Hey! I have an update! And thanks to MASHlover23 for the feedback and advice! Hopefully it'll pay off!
Disclaimer: We've already been through this!
It took two more days, one count of food-sabotage (let's just say the results weren't pretty), seventeen death-glares and an 'accidental' soaking with water before Petebog broke.
"I can't do this anymore, Louise, I'm sorry."
"Pete-"
"I really hoped this would work out, but it's hopeless. Your daughters are clearly out for my blood, one of them's probably gay-"
"That is completely untrue." I interjected. I was ignored.
"-And I don't think I can be in any sort of relationship where I have to be around children-"
"Teenagers." Cathy was also blanked.
"-On a regular basis."
"Can't we talk about this?" Mom pleaded. I started to feel terrible.
"Goodbye." At this point, our sworn enemy, the Moriarty of Boston, the man we wanted Out Of Our Lives Forever, strode out the door, and a part of me wanted to undo the past four days when I saw how crushed Mom looked. She sank back into her chair and sighed.
"Are you alright?" I asked, genuinely concerned for once.
"I'll be fine, Beck." She didn't sound like she'd be fine. "Go and play with Cathy." What am I, six years old? The two of us left the room, less jubilant than we thought we'd be.
That night, I slipped into my sister's bedroom the way I had on some of the worst nights during the war, when I felt like my life was crashing down around me and I just wanted comforting from someone in the exact same position as I was, someone who understood.
"Cath-Cath?" I whispered.
"Becky? What are you doing in here?"
"I...I feel like crap." I perched on the edge of her bed.
"Is this about Pete?" she replied. "Because I feel bad too. I know we hated him, but I think Mom really liked him."
"I know." Tears began to fall from my eyes. I hadn't cried in six months. "I wish I could fund some way of doing the right thing without screwing something else up!" I brought my knees up under my chin and curled into a ball. "Everywhere I go, I just seem to leave a trail of devastation in my wake. I've been Hurricane Beck all my life, and I'm sick of it! I'm a natural disaster! Why do I the people I love always seem to get hit? Why do I have to hurt them?"
"Becky," Cathy grabbed my shoulders and shook me slightly. "Look at me." I did as she said, and even in the darkness I could see a spark of something I couldn't quite name - a mixture of determination, frustration, and a small amount of sadness- in her brown eyes. "You are not a natural disaster, and you have never screwed anything up without fixing it afterwards. I know I said you did, but at least you tried to help, and that's a hell of a lot more than I did."
"But what if I can't fix this?"
"Who are you and what have you done with my sister?" I look up at her, confused. "The Becky Pierce-McIntyre I know is an eternal optimist, not this. Not a defeatist."
"Everyone has bad days."
"Well, you're not giving up on yourself now, not on my watch."
"I ruined your life- you've already made that clear."

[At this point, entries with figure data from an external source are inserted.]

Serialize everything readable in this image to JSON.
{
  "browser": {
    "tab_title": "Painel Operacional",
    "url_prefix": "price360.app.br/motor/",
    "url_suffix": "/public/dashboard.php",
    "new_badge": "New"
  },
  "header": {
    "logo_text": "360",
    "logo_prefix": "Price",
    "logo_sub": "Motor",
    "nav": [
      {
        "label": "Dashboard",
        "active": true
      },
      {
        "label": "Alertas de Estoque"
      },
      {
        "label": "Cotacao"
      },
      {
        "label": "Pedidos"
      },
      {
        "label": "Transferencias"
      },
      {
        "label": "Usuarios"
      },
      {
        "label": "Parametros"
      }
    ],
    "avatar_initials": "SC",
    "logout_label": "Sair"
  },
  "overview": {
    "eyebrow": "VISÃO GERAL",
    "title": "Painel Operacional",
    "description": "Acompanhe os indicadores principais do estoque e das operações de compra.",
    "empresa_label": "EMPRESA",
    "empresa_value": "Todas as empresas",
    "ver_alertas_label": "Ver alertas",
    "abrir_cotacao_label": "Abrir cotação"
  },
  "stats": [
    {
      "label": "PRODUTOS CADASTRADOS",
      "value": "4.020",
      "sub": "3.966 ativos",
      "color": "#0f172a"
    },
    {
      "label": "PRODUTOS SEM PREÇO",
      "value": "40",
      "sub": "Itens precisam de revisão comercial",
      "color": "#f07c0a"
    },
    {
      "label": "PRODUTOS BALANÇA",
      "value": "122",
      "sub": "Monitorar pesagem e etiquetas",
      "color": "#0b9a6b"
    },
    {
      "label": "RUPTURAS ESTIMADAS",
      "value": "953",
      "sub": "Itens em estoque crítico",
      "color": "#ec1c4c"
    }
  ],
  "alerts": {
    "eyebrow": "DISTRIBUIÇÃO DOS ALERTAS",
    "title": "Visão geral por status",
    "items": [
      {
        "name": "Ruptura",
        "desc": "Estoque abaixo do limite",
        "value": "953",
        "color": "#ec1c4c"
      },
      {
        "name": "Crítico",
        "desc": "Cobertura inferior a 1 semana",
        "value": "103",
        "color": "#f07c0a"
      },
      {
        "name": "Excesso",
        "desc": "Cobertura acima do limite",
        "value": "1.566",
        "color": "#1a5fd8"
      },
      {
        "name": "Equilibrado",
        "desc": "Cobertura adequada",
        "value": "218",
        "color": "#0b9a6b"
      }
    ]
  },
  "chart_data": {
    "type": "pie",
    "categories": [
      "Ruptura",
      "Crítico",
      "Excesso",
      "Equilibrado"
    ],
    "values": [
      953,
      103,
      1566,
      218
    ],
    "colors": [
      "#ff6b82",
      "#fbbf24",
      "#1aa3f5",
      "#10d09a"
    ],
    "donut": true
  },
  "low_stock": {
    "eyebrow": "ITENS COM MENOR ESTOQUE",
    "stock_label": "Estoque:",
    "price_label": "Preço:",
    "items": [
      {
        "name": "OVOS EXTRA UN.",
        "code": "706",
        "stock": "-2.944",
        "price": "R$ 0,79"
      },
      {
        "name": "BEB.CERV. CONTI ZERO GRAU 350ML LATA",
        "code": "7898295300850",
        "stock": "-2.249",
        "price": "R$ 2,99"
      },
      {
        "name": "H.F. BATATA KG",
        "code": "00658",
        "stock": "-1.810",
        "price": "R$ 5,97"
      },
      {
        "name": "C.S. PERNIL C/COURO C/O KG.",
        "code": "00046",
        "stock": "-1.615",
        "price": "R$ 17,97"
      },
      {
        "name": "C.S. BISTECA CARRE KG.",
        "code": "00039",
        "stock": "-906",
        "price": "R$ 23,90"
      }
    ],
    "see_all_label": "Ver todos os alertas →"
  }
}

"You're still my sister. Besides, I owe you one."
"What do you mean?"
"D'you remember when Dad was drafted?" I nod. "Mom was constantly worrying, and I had nightmares for weeks. But you remember what you did? You carried on almost like normal. You were still upset, but not like we were."
"Yes, I was." I mumbled. "I just didn't show it as much."
"We didn't know that at the time. Mom didn't think you knew what was happening, and I just didn't get how you could act so carefree. So we asked you about it and you said: 'I'm not really sad because he's coming home. He's not fighting and he's nowhere near the front line, so he's not gonna die. It's OK.' Then we just stared at you for a while because it was hard to believe a six-year-old girl could think about this so rationally when a grown woman couldn't. You told me you were still afraid, and you slept in my room for then next three months, but I think it's those words that kept us all sane. And now here you are, devastated, and I'm not too happy either, but I think it's my turn to be the reassuring one. You can fix this."
"You think so?" My protective bubble of optimism, the one I created during the war to keep me safe inside, seemed to have burst, and now here was Debbie Downer being...not a total downer. The world had officially gone mad.
"I know so."
"Good." I took a deep breath. I knew what I had to do. "I have a plan, Cathy. I don't want to have to do it, but it's the only option. I'm tired of being a destructive force. I'm tired of being a hurricane."